Xu Qingjie, An Libing, Yang Haiqiang, Hong Keum-Shik
School of Automation, Institute for Future, Qingdao University, Qingdao, China.
Shandong Key Laboratory of Industrial Control Technology, Qingdao, China.
Front Neurosci. 2025 Jul 2;19:1555657. doi: 10.3389/fnins.2025.1555657. eCollection 2025.
Alzheimer's disease (AD) is mainly identified by cognitive function deterioration. Diagnosing AD at early stages poses significant challenges for both researchers and healthcare professionals due to the subtle nature of early brain changes. Currently, electroencephalography (EEG) is widely used in the study of neurodegenerative diseases. However, most existing research relies solely on functional connectivity methods to infer inter-regional brain connectivity, overlooking the importance of spatial connections. Moreover, many existing approaches fail to fully integrate multi-frequency EEG features, limiting the comprehensive understanding of dynamic brain activity across different frequency bands. This study aims to address these limitations by developing a novel graph-based deep learning model that fully utilizes both functional and structural information from multi-frequency EEG data.
This paper introduces a Multi-Frequency EEG data-based Multi-Graph Convolutional Network (MF-MGCN) model for AD diagnosis. This method integrates both functional and structural connectivity to more thoroughly capture the relationships among brain regions. By extracting differential entropy (DE) features from five distinct frequency bands of EEG signals for each segment and using graph convolutional networks (GCNs) to aggregate these features, the model effectively distinguishes between AD and healthy controls (HC).

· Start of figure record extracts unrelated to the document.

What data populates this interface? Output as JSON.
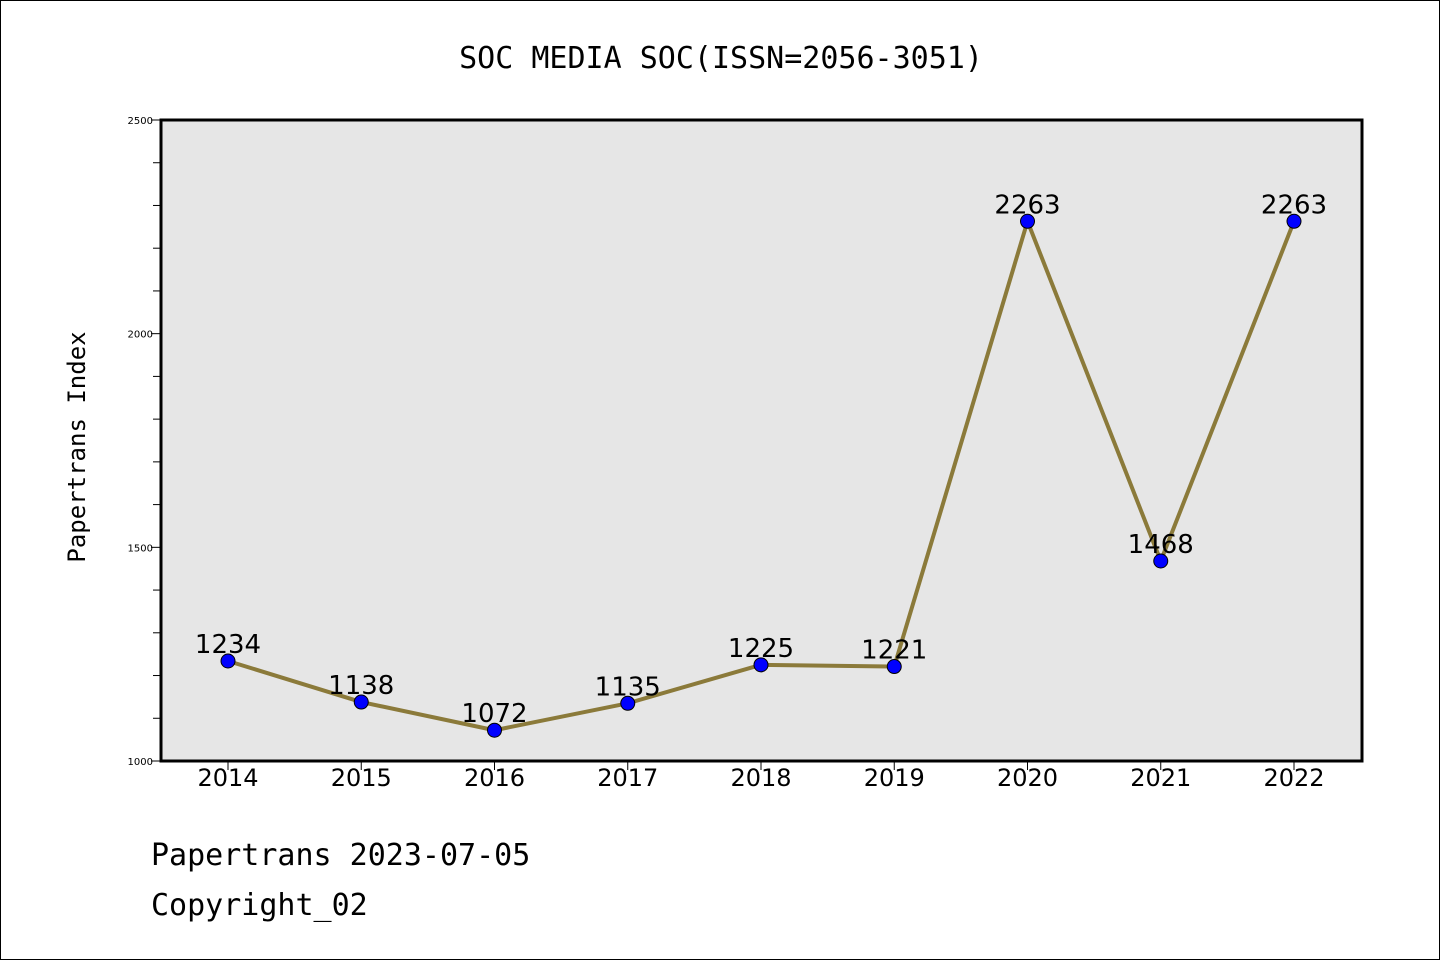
{
  "chart_data": {
    "type": "line",
    "title": "SOC MEDIA SOC(ISSN=2056-3051)",
    "xlabel": "",
    "ylabel": "Papertrans Index",
    "categories": [
      "2014",
      "2015",
      "2016",
      "2017",
      "2018",
      "2019",
      "2020",
      "2021",
      "2022"
    ],
    "series": [
      {
        "values": [
          1234,
          1138,
          1072,
          1135,
          1225,
          1221,
          2263,
          1468,
          2263
        ]
      }
    ],
    "ylim": [
      1000,
      2500
    ],
    "yticks": [
      "1000",
      "1500",
      "2000",
      "2500"
    ],
    "grid": false,
    "line_color": "#8b7a3a",
    "marker_color": "#0000ff",
    "plot_background": "#e6e6e6"
  },
  "footer": {
    "line1": "Papertrans 2023-07-05",
    "line2": "Copyright_02"
  }
}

The outcomes show that the developed model outperforms existing methods, achieving 96.15% accuracy and 98.74% AUC in AD and HC classification.

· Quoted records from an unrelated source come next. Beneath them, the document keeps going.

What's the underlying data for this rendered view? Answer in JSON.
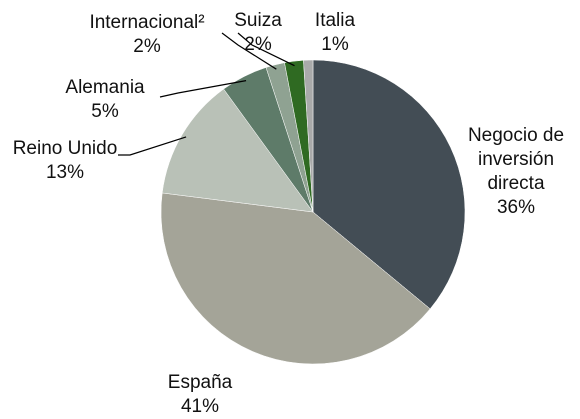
{
  "chart_data": {
    "type": "pie",
    "categories": [
      "Negocio de inversión directa",
      "España",
      "Reino Unido",
      "Alemania",
      "Internacional²",
      "Suiza",
      "Italia"
    ],
    "values": [
      36,
      41,
      13,
      5,
      2,
      2,
      1
    ],
    "value_labels": [
      "36%",
      "41%",
      "13%",
      "5%",
      "2%",
      "2%",
      "1%"
    ],
    "colors": [
      "#434d55",
      "#a4a498",
      "#b9c1b7",
      "#5e7b69",
      "#8fa292",
      "#2f6a22",
      "#a9aaaa"
    ]
  }
}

These findings highlight the potential of the MF-MGCN model as a clinical tool for Alzheimer's disease diagnosis. This approach could help clinicians detect Alzheimer's at earlier stages, enabling timely intervention and personalized treatment plans.

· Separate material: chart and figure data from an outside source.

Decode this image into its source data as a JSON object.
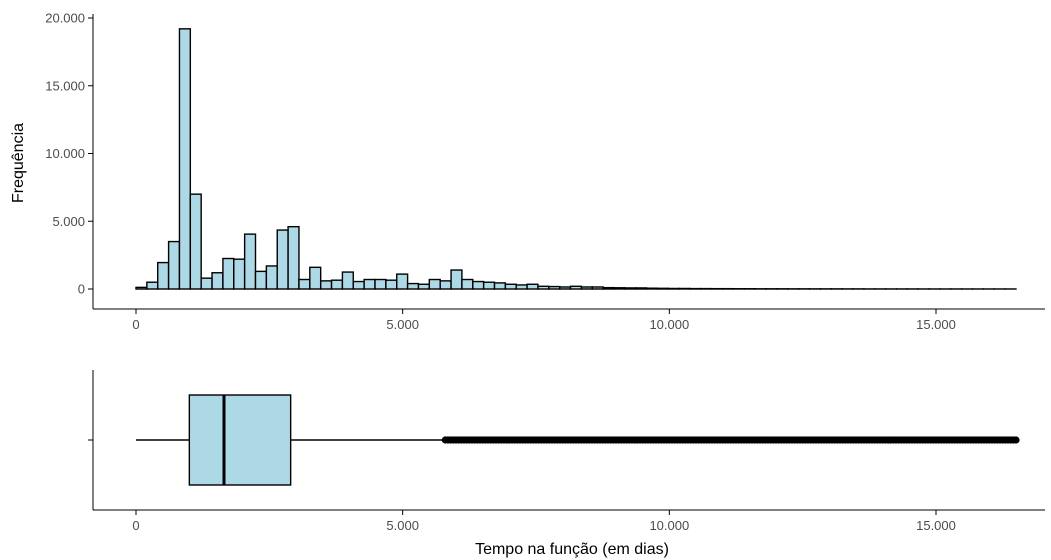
{
  "colors": {
    "fill": "#add8e6",
    "stroke": "#000000",
    "axis": "#000000",
    "tick_text": "#4d4d4d"
  },
  "chart_data": [
    {
      "type": "histogram",
      "ylabel": "Frequência",
      "xlim": [
        0,
        16500
      ],
      "ylim": [
        0,
        20000
      ],
      "x_ticks": [
        0,
        5000,
        10000,
        15000
      ],
      "x_tick_labels": [
        "0",
        "5.000",
        "10.000",
        "15.000"
      ],
      "y_ticks": [
        0,
        5000,
        10000,
        15000,
        20000
      ],
      "y_tick_labels": [
        "0",
        "5.000",
        "10.000",
        "15.000",
        "20.000"
      ],
      "grid": false,
      "bin_width": 203.7,
      "bins_start": 0,
      "values": [
        120,
        500,
        1950,
        3500,
        19200,
        7000,
        800,
        1200,
        2250,
        2200,
        4050,
        1300,
        1700,
        4350,
        4600,
        700,
        1600,
        600,
        650,
        1250,
        550,
        700,
        700,
        650,
        1100,
        400,
        350,
        700,
        600,
        1400,
        700,
        550,
        500,
        450,
        350,
        300,
        350,
        200,
        180,
        150,
        200,
        150,
        150,
        100,
        90,
        80,
        80,
        60,
        50,
        40,
        40,
        30,
        30,
        25,
        25,
        20,
        20,
        15,
        15,
        15,
        12,
        12,
        10,
        10,
        10,
        8,
        8,
        6,
        6,
        5,
        5,
        5,
        4,
        4,
        3,
        3,
        3,
        3,
        2,
        2,
        2
      ]
    },
    {
      "type": "boxplot",
      "xlabel": "Tempo na função (em dias)",
      "xlim": [
        0,
        16500
      ],
      "x_ticks": [
        0,
        5000,
        10000,
        15000
      ],
      "x_tick_labels": [
        "0",
        "5.000",
        "10.000",
        "15.000"
      ],
      "grid": false,
      "whisker_low": 0,
      "q1": 1000,
      "median": 1650,
      "q3": 2900,
      "whisker_high": 5750,
      "outliers": [
        5800,
        5850,
        5900,
        5950,
        6000,
        6050,
        6100,
        6150,
        6200,
        6250,
        6300,
        6350,
        6400,
        6450,
        6500,
        6550,
        6600,
        6650,
        6700,
        6750,
        6800,
        6850,
        6900,
        6950,
        7000,
        7050,
        7100,
        7150,
        7200,
        7250,
        7300,
        7350,
        7400,
        7450,
        7500,
        7550,
        7600,
        7650,
        7700,
        7750,
        7800,
        7850,
        7900,
        7950,
        8000,
        8050,
        8100,
        8150,
        8200,
        8250,
        8300,
        8350,
        8400,
        8450,
        8500,
        8550,
        8600,
        8650,
        8700,
        8750,
        8800,
        8850,
        8900,
        8950,
        9000,
        9050,
        9100,
        9150,
        9200,
        9250,
        9300,
        9350,
        9400,
        9450,
        9500,
        9550,
        9600,
        9650,
        9700,
        9750,
        9800,
        9850,
        9900,
        9950,
        10000,
        10050,
        10100,
        10150,
        10200,
        10250,
        10300,
        10350,
        10400,
        10450,
        10500,
        10550,
        10600,
        10650,
        10700,
        10750,
        10800,
        10850,
        10900,
        10950,
        11000,
        11050,
        11100,
        11150,
        11200,
        11250,
        11300,
        11350,
        11400,
        11450,
        11500,
        11550,
        11600,
        11650,
        11700,
        11750,
        11800,
        11850,
        11900,
        11950,
        12000,
        12050,
        12100,
        12150,
        12200,
        12250,
        12300,
        12350,
        12400,
        12450,
        12500,
        12550,
        12600,
        12650,
        12700,
        12750,
        12800,
        12850,
        12900,
        12950,
        13000,
        13050,
        13100,
        13150,
        13200,
        13250,
        13300,
        13350,
        13400,
        13450,
        13500,
        13550,
        13600,
        13650,
        13700,
        13750,
        13800,
        13850,
        13900,
        13950,
        14000,
        14050,
        14100,
        14150,
        14200,
        14250,
        14300,
        14350,
        14400,
        14450,
        14500,
        14550,
        14600,
        14650,
        14700,
        14750,
        14800,
        14850,
        14900,
        14950,
        15000,
        15050,
        15100,
        15150,
        15200,
        15250,
        15300,
        15350,
        15400,
        15450,
        15500,
        15550,
        15600,
        15650,
        15700,
        15750,
        15800,
        15850,
        15900,
        15950,
        16000,
        16050,
        16100,
        16150,
        16200,
        16250,
        16300,
        16350,
        16400,
        16450,
        16500
      ]
    }
  ]
}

阿尔茨海默病(AD)主要通过认知功能衰退来识别。由于早期脑变化的微妙性质,在早期阶段诊断AD对研究人员和医疗保健专业人员都构成了重大挑战。目前,脑电图(EEG)广泛应用于神经退行性疾病的研究。然而,大多数现有研究仅依赖功能连接方法来推断脑区之间的连接,而忽略了空间连接的重要性。此外,许多现有方法未能充分整合多频EEG特征,限制了对不同频段动态脑活动的全面理解。本研究旨在通过开发一种新颖的基于图的深度学习模型来解决这些局限性,该模型充分利用多频EEG数据中的功能和结构信息。
本文介绍了一种用于AD诊断的基于多频EEG数据的多图卷积网络(MF-MGCN)模型。该方法整合了功能连接和结构连接,以更全面地捕捉脑区之间的关系。通过从每个EEG信号段的五个不同频段提取微分熵(DE)特征,并使用图卷积网络(GCN)聚合这些特征,该模型有效地区分了AD患者和健康对照(HC)。
结果表明,所开发的模型优于现有方法,在AD和HC分类中准确率达到96.15%,AUC达到98.74%。
这些发现突出了MF-MGCN模型作为阿尔茨海默病诊断临床工具的潜力。这种方法可以帮助临床医生在更早阶段检测出阿尔茨海默病,从而能够及时进行干预并制定个性化治疗方案。